It's tough. I'm not sure anyone is going to have an answer though that's going to strike you as too novel.
1) Are you sure you only have an enterprise product to sell? You sure no one in a business of 50 or fewer people need it?
2) Have you bought some credentials yet by giving your product away? We gave our product away to the first couple so we could do a couple things. Get feedback quickly instead of trying to wait a year or 2 to make a sale and then get feedback. Also then we had a couple credentials that we could mention to other clients and on our website to build credibility.
3) Have you done any freelancing? There's short term projects out there that could pay the company bills, they just take some finding.
If selling to large companies is a long sales cycle, then maybe selling to small ones can shorten it.
Selling major systems into the enterprise seems to have a long sales no matter what you do. It takes months to get everyone on board, and then get the (substantial) expenditures approved. It's not just the product cost, but the customer's costs to deploy the software.

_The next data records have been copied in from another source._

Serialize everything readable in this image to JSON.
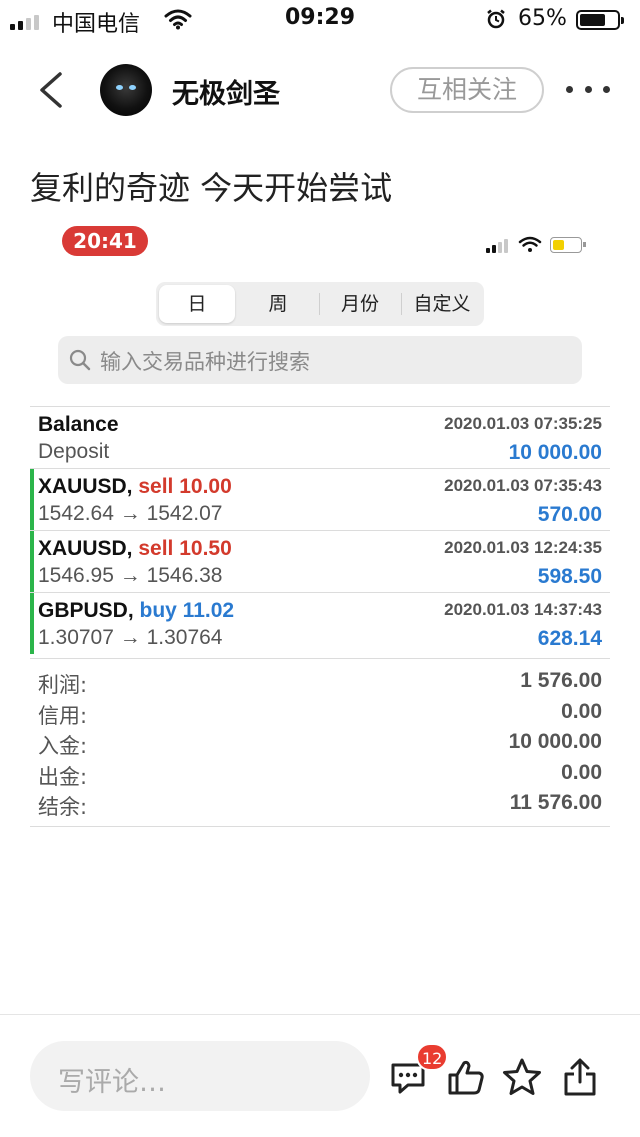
{
  "status_bar": {
    "carrier": "中国电信",
    "time": "09:29",
    "battery_percent": "65%",
    "icons": [
      "signal-icon",
      "wifi-icon",
      "alarm-icon",
      "battery-icon"
    ]
  },
  "nav": {
    "username": "无极剑圣",
    "follow_label": "互相关注",
    "icons": [
      "back-icon",
      "avatar",
      "more-icon"
    ]
  },
  "post": {
    "title": "复利的奇迹 今天开始尝试"
  },
  "screenshot": {
    "time": "20:41",
    "tabs": [
      "日",
      "周",
      "月份",
      "自定义"
    ],
    "active_tab": "日",
    "search_placeholder": "输入交易品种进行搜索",
    "trades": [
      {
        "symbol": "Balance",
        "action": "",
        "action_type": "",
        "date": "2020.01.03 07:35:25",
        "desc": "Deposit",
        "amount": "10 000.00"
      },
      {
        "symbol": "XAUUSD, ",
        "action": "sell 10.00",
        "action_type": "sell",
        "date": "2020.01.03 07:35:43",
        "desc": "1542.64 → 1542.07",
        "amount": "570.00"
      },
      {
        "symbol": "XAUUSD, ",
        "action": "sell 10.50",
        "action_type": "sell",
        "date": "2020.01.03 12:24:35",
        "desc": "1546.95 → 1546.38",
        "amount": "598.50"
      },
      {
        "symbol": "GBPUSD, ",
        "action": "buy 11.02",
        "action_type": "buy",
        "date": "2020.01.03 14:37:43",
        "desc": "1.30707 → 1.30764",
        "amount": "628.14"
      }
    ],
    "summary": [
      {
        "label": "利润:",
        "value": "1 576.00"
      },
      {
        "label": "信用:",
        "value": "0.00"
      },
      {
        "label": "入金:",
        "value": "10 000.00"
      },
      {
        "label": "出金:",
        "value": "0.00"
      },
      {
        "label": "结余:",
        "value": "11 576.00"
      }
    ]
  },
  "bottom_bar": {
    "comment_placeholder": "写评论…",
    "comment_count": "12",
    "icons": [
      "comment-icon",
      "like-icon",
      "star-icon",
      "share-icon"
    ]
  },
  "colors": {
    "sell": "#d33a2c",
    "buy": "#2a7ad0",
    "profit": "#2a7ad0",
    "trade_marker": "#2bb54a",
    "time_pill": "#d93a36",
    "badge": "#e93c30"
  }
}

Sales cycles are directly related to your product's cost. If you can sell something cheap, small, and low risk, you can cut the number of approvals, and shorten the cycle.
Small group or department level products have much shorter sales cycles and open the door for SMB sales. They make a lot of sense as part of a complete product portfolio, though you have to use different sales models to get them to market.
You many be able to charge for some of the preliminary work up front (business analysis, cost analysis, data conversion planning or integration feasability study, customizations, etc.). If they object, you can always agree to deduct the from the final purchase.